Les trois premières oeuvres qu'Ed Pien a composées l'ont été dès son arrivée à Cape Dorset et illustraient ses impressions en arrivant en avion, soit l'allure géomorphologique de la toundra et de la glace vues des airs. Trois dessins réalisés de façon spontanée en tenant trois crayons et montrant comment la glace a creusé le rocher en surface.

L'interaction entre les artistes inuits et Ed Pien a été intense, l'artiste s'étant vite intégré dans la communauté artistique locale. Ed Pien a ainsi dessiné Shuvinai Ashoona... pendant qu'elle le dessinait. Le dessin à l'encre aux traits fougueux s'appelle Shuvinai Drawing Ed Drawing Shuvinai.

Imprégné par la nature

On retrouve la facture d'Ed Pien dans ses Sea Dogs, des dessins de petites pieuvres et d'yeux apparaissant à la surface de l'eau, témoignant de sa rêverie au bord de la banquise. Ed Pien s'est laissé imprégner par la nature. On le voit avec Nuna II/Land II et Nuna III/Land III, qui décrivent le rocher planté dans le blanc du froid, mais aussi son immersion dans la culture inuite avec son dessin Amauti, décrivant le vêtement que les femmes inuites utilisent pour porter leurs nouveau-nés et qu'il a pourvu de toutes sortes de créatures mi-animales mi-humaines.

Intéressante également la gravure sur pierre Beaked Man qu'Ed Pien a imprimée sur papier japonais à l'invitation de l'atelier local Kinngait. «Il est l'un des premiers à être intégré dans la collection de Cape Dorset après avoir été invité à effectuer cette gravure sur pierre, traditionnelle de l'art inuit», explique le galeriste Pierre-François Ouellette.

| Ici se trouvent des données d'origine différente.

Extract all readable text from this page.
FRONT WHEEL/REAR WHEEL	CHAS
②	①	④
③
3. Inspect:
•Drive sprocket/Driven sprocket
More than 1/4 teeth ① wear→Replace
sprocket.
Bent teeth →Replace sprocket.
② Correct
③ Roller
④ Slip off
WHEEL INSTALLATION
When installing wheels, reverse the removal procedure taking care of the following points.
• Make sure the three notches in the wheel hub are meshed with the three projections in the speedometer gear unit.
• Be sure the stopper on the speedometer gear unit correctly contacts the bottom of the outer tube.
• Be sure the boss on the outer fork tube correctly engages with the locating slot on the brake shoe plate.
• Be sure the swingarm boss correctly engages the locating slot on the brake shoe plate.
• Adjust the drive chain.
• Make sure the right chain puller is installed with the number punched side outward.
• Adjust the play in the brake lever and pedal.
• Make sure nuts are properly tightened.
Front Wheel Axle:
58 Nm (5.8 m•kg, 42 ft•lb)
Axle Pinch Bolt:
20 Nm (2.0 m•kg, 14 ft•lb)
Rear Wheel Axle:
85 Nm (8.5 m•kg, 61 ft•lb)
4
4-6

On retrouve l'esprit inuit dans Caribou Soup, de Papiara Tukiki, un dessin au crayon d'un faitout contenant... un caribou dont il ne reste que les os. Encore cette relation intime avec la nature et le fait que rien n'est inutile dans ses ressources. Également très beau dessin de chasse au morse en bateau que ce Hunting Walrus de Tim Pitsiulak, avec des couleurs magnifiques et des textures travaillées pour représenter la surface de l'eau.



Le grand dessin de Tim Pitsiulak sur une chasse aux canards au fusil depuis la rive est aussi fascinant. C'est la grande qualité de cette expo que de nous montrer combien l'art inuit a changé, dans ses thèmes comme dans ses modes de représentation, grâce à un équipement plus accessible qu'auparavant, grâce aussi à une influence extérieure plus large.

L'immense dessin aux crayons gras et aux franches couleurs de cet artiste de 46 ans décrit combien la glace s'est retirée à cause du réchauffement de la planète. L'oeuvre inuite n'est plus seulement traditionnelle, elle est aussi didactique, voire journalistique.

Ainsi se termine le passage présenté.